Armageddon avoids conventional chronological accounts in order to concentrate on the deeper forces shaping the origins, course and outcome of the war across the globe. It analyses how and why the war spread from being a limited European conflict to the only global war, why countries were dragged into the fighting and how only a small number of neutral states escaped. It compares the two alliances, how they mobilized their resources and their strategies for victory. It avoids a detailed description of how commanders maneuvered on the battlefield and concentrates instead on the impact the war had on individual soldiers, sailors and airmen. Equally important is the fate of hundreds of millions of civilians.
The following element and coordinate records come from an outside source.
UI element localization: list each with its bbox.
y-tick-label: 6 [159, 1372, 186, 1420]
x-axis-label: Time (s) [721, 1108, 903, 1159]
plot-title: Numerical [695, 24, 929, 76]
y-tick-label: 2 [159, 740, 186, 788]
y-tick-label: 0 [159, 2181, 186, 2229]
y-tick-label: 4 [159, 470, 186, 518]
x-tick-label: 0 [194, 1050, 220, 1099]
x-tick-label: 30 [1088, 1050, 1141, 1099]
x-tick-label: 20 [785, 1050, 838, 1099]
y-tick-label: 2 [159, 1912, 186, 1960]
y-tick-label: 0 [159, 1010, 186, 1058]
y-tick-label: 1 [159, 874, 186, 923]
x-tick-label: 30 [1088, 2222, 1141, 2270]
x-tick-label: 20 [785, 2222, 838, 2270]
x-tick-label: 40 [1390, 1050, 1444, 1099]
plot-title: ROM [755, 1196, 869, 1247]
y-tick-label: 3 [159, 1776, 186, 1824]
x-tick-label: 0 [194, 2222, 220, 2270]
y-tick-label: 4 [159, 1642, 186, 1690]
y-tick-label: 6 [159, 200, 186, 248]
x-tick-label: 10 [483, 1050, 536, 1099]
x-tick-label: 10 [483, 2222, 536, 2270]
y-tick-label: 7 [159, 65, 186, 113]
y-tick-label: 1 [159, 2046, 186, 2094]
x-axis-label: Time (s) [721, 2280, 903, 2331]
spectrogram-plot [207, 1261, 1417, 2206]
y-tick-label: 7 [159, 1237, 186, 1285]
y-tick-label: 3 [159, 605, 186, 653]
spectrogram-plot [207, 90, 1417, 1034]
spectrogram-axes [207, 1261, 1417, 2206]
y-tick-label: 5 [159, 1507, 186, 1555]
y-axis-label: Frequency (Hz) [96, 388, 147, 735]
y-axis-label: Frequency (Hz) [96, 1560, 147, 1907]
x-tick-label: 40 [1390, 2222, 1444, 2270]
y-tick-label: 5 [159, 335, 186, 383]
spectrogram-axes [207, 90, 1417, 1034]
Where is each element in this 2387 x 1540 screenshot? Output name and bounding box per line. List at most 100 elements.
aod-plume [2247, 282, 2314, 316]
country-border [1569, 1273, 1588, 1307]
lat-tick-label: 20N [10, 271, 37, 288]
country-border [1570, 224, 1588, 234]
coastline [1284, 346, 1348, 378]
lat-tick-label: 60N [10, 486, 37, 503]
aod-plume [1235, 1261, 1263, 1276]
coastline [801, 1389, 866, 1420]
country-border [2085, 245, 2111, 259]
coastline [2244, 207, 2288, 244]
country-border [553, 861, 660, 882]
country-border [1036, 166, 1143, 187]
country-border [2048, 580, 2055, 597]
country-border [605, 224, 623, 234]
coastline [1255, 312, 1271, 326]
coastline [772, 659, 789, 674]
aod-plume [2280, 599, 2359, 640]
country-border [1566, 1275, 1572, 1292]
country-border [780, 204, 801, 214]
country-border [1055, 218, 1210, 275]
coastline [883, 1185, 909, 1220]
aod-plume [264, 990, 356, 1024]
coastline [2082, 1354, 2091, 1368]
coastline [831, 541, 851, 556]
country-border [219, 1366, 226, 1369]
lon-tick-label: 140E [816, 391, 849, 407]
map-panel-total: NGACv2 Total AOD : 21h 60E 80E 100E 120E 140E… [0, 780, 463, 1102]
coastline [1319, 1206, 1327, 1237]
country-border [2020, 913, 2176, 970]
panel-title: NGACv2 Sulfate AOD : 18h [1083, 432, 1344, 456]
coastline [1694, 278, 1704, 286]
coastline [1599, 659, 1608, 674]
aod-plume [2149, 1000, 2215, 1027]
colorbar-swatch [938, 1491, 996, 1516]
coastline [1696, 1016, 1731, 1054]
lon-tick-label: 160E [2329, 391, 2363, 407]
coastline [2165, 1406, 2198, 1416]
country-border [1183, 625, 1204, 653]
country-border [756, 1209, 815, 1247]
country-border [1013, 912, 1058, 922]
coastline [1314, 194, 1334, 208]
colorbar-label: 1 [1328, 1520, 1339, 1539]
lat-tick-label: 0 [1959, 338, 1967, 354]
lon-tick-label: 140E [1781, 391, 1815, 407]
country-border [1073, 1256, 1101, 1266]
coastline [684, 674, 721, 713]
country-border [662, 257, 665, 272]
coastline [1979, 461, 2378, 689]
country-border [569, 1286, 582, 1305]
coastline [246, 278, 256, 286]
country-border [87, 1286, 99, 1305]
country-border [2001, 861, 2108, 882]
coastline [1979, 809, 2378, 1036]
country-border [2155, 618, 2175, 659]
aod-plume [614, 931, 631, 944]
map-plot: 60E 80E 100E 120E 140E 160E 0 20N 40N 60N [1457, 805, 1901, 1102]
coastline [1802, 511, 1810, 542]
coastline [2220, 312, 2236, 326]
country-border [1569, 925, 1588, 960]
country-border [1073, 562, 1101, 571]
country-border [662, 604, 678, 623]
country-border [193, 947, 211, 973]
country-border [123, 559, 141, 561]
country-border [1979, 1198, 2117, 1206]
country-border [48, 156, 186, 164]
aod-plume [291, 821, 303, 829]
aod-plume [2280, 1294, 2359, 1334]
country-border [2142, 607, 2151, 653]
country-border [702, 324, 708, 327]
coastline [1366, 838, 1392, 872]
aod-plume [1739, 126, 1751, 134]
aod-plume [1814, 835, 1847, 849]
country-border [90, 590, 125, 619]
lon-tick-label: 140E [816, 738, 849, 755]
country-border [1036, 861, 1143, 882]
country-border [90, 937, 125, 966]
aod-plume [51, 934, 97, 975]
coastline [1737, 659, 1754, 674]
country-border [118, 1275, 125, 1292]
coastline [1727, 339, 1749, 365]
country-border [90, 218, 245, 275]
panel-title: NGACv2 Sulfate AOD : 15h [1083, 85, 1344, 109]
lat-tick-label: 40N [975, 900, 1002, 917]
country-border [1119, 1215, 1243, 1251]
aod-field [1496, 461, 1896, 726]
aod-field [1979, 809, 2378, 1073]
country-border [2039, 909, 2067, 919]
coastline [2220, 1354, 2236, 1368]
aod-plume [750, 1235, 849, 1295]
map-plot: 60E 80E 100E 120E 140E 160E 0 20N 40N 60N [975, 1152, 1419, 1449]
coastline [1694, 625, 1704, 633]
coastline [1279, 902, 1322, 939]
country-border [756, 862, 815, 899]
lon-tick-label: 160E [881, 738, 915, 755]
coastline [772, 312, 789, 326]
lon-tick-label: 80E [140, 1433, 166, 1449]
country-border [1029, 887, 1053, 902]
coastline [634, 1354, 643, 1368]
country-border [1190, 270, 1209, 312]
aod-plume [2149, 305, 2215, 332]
How did they survive occupation and what did resistance, collaboration and liberation really involve, and what happened at the end of the war?
Armageddon has a truly global sweep, combined with an eye for detail, and provides fascinating comparisons from a multi-faceted war. It contains new facts, asks provocative questions and challenges many of the common assumptions about the war. It is a compelling new inquiry.
PUBLISHERS WEEKLY
In this hard, cold look at WWII, Ponting, professor of politics at the Univ. of Swansea, Wales, pays little attention to such matters as heroism, sacrifice or ideals, concentrating instead on the unalloyed truths of the conflict: for instance, that three quarters of those killed were civilians. His sweeping survey is studded with facts and blunt opinions: the central (ill-chosen) element of British strategy was the mass bombing of Germany; the war did not witness unprecedented technological advance; the dominant feature of the war on the Eastern front was its extreme barbarity; the greatest variety of collaborators was found in France; the German attack on the Soviet Union was welcomed by the Vatican; the war economy in America produced a massive increase in our national wealth. More interested in category than chronology, Ponting explores the war's origins, the position of neutral countries, the relative strengths of the Allies, the differing character of mobilization from country to country, the victimization of civilians and other topics of large scope. Ponting has written a pragmatic overview of the most catastrophic war in history. Maps.